90's Watch: Serial Mom (1994)




Watched:  03/07/2021
Format:  Amazon Prime
Viewing:  Third (so Jamie tells me)
Decade:  1990's
Director:  John Waters

In ye olde yesteryear of my first year of college, sometimes movie companies would bring films to campus before they were released and we'd see them for free.  I assume it was "word of mouth" programming, and/ or gave the marketing people some idea of how everything was about to go down, based on reaction.

My memory is that we all went apeshit for this movie.  It was new John Waters!  It had KATHLEEN TURNER!  It was sending up America's serial killer craze and the way things were covered in the media.*  

Jamie also tells me we watched it together, and I think I vaguely remember that from our early days of dating.  

Anyway, revisiting the movie 27 years later, it's aged oddly.  Not everything feels as sharp as it did at the time in the satire of suburban culture, but other parts feel just as fresh as they ever did.  Maybe not the least is the very end (SPOILERS) where, oh, shit, it turns out that person who skated through the real courts and the court of public opinion really is the nutjob they were accused of being. (END SPOILERS).  

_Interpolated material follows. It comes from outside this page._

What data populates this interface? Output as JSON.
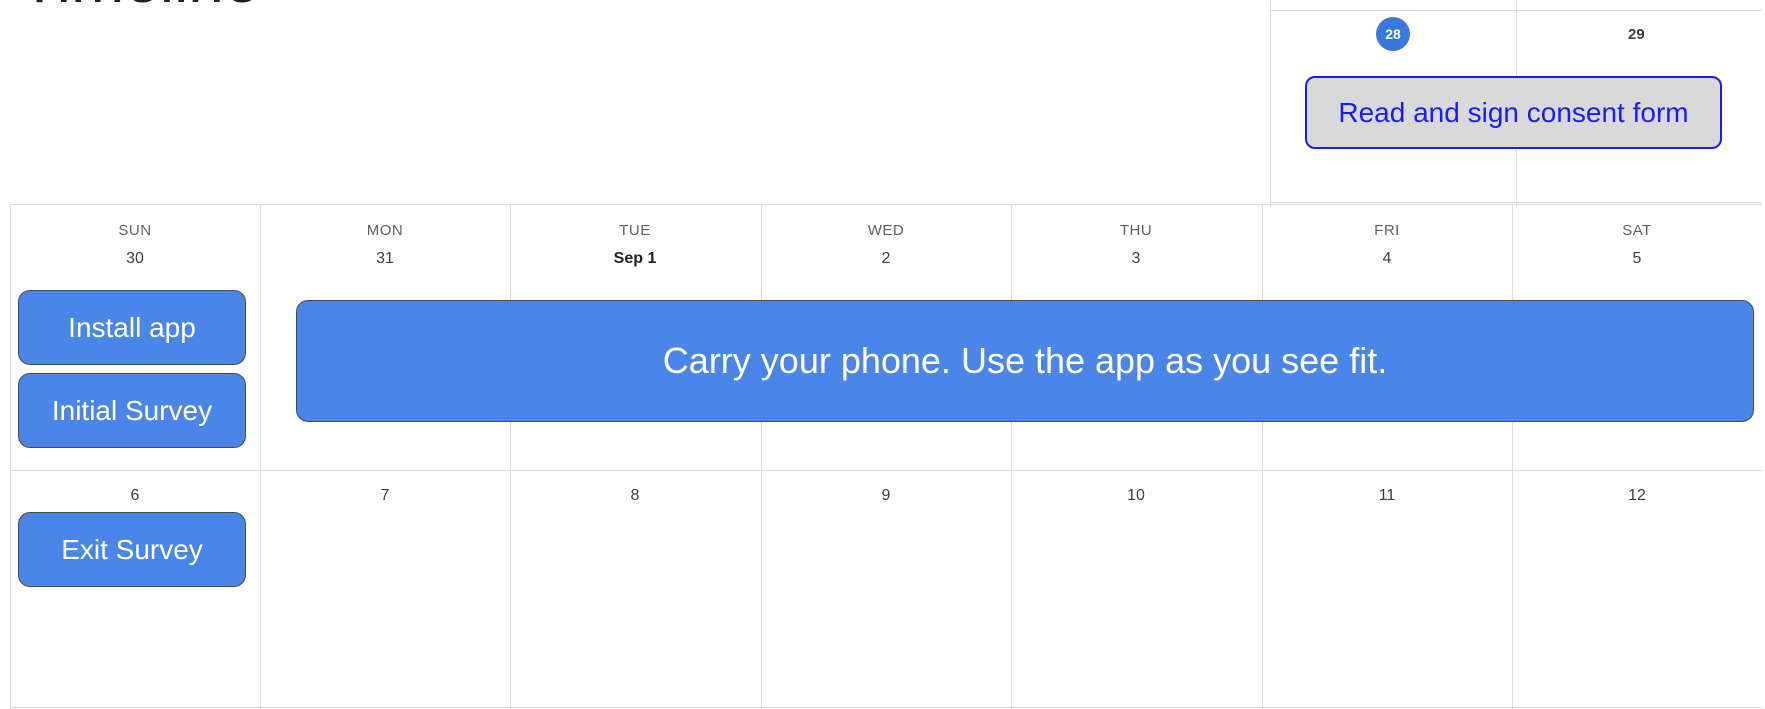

Turner is *fantastic* in this movie.  She doesn't have to carry it - everyone is doing their part - but she's very funny, until she turns it up about halfway through, and then she's hysterical.  Turner was about 40 when this movie arrived (hair done to give her just the right slightly older look), and I have no doubt lots of "mom" roles were piling up for her as options.  If she was going to play a mom, this seems like the way to go.

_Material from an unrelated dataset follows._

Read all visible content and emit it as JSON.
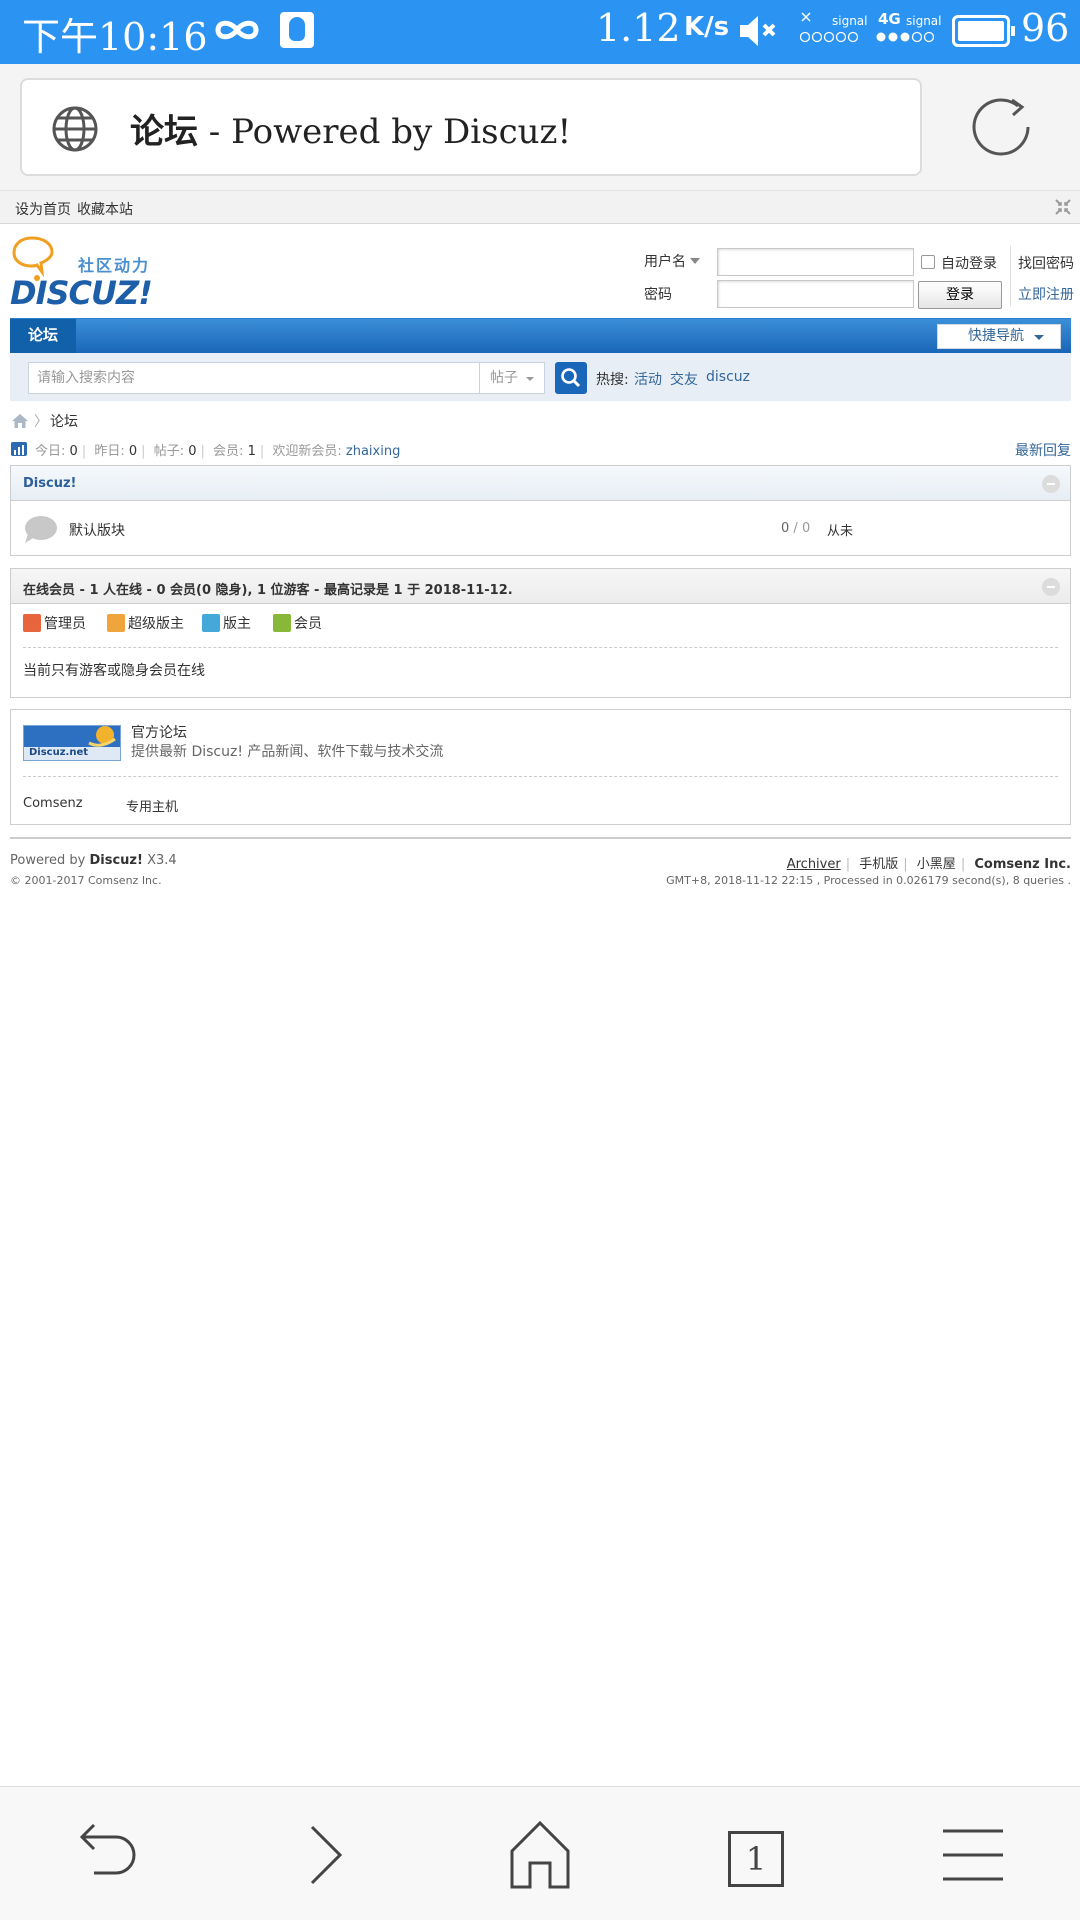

The movie also features Sam Waterston as her husband, an unknown Matt Lillard as their son and Ricki Lake doing the most to make this feel like a John Waters movie as the daughter.  Justin Whalin (one of the Jimmy's from Lois & Clark) plays a pal, and Mink Stole appears as a neighbor.  And, famously, both Suzanne Somers and Patricia Hearts appear, as well as "I've gone legit" Traci Lords.  

The movie is rated-R for some gore, violence, language and nudity.  It's John Waters - I don't know what you expected.  Anyway - it's still very funny.  And, it's why, to this day, under my breath I still mutter "fuckin' Don Knotts...  he's the coolest" under my breath whenever Knotts appears on screen.


*I'm pretty sure the Tanya Harding thing was happening around the same time, so, really, between that and Jon Benet Ramsey, this feels soft on the media of the mid-90's.